Some miniscule percentage of computers will fail prematurely. Your question isn't whether it's worth testing at all but if you test, is stress testing better. The starting point is that your machine is the one in 10,000 that will fail prematurely and your goal is to cause that failure. What is the best way to make that happen? (When it doesn't fail, it has passed the test.)
There are a bunch of different parts that could be what fails and the trigger could be simply energizing the system for a short time, it could be heat in general when the system warms up, it could be a specific component getting hot, it could be mechanical (vibration or thermal expansion and contraction), etc. There is no way to know which part or which trigger will be the cause of the premature failure.
If you just turn the system on and let it idle, that might be enough to trigger a problem sensitive to energizing the system or general temperature. If you run Memtest86+, that will test the RAM. If you run a comprehensive stress test, that is likely to push many more triggers than not running it. The more things you test and the longer you test, the greater the likelihood of finding (causing) the failure.

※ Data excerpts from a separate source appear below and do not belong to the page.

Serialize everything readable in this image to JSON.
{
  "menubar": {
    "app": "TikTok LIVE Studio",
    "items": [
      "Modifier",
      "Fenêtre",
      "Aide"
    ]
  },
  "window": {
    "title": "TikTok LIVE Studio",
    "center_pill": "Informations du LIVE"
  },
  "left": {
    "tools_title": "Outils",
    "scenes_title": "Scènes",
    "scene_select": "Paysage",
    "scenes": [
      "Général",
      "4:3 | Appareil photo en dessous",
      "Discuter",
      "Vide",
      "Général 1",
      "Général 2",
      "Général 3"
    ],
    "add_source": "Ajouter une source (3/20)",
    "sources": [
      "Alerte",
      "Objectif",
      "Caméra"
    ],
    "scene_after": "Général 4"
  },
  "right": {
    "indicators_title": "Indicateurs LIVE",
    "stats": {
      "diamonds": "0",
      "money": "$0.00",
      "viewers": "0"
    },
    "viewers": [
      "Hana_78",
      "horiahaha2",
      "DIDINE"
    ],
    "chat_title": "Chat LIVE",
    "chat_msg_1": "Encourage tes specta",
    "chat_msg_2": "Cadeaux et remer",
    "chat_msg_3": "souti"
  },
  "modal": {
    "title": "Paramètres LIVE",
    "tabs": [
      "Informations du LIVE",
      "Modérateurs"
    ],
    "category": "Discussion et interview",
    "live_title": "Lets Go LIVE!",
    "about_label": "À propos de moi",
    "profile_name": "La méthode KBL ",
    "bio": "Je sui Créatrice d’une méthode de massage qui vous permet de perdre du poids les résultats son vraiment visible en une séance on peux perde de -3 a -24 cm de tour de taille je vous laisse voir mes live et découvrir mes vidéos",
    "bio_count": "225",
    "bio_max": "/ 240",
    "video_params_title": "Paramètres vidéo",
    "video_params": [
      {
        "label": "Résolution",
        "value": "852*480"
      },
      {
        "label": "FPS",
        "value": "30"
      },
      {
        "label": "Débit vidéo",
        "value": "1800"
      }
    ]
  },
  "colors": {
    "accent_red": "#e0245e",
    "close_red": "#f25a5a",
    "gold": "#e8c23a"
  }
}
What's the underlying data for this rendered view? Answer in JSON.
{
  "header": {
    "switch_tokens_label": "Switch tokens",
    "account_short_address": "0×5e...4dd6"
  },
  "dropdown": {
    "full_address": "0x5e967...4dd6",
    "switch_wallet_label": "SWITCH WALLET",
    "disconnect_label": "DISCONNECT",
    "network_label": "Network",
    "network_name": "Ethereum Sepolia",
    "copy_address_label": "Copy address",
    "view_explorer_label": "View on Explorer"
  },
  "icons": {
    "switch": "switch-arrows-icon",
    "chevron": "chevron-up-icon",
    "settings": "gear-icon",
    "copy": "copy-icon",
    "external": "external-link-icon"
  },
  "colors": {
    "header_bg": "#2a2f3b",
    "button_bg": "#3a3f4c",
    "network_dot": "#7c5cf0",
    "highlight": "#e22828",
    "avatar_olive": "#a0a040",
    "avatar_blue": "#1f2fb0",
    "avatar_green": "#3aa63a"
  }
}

I would venture to say that no statistics exist (at least available to the public), on the actual benefit of testing in any specific way. The premature failures are too rare to generate meaningful numbers to tweeze apart the benefits of one kind of testing over another, or the benefit of testing for one time period or another.
If you happened to be the unlucky soul who got that ill-fated computer and you spent a lot of time setting it up and accumulating critical files and then it died, you would probably be pretty miffed. So is it worth doing some type of out-of-the-box test before you start using it? What could it hurt? If you decide to test it first, the most useful test would be the most comprehensive stress test you can find because that is the purpose of the exercise.
Absent any solid data on relative benefits, you have to make a "management decision" on how much testing will satisfy your comfort level. Something to ponder: suppose you test the heck out of it with no problems and then spend time setting it up and accumulating critical files and then it dies anyway. Would you be more miffed than if you hadn't spent the time to test it first? That's another decision factor.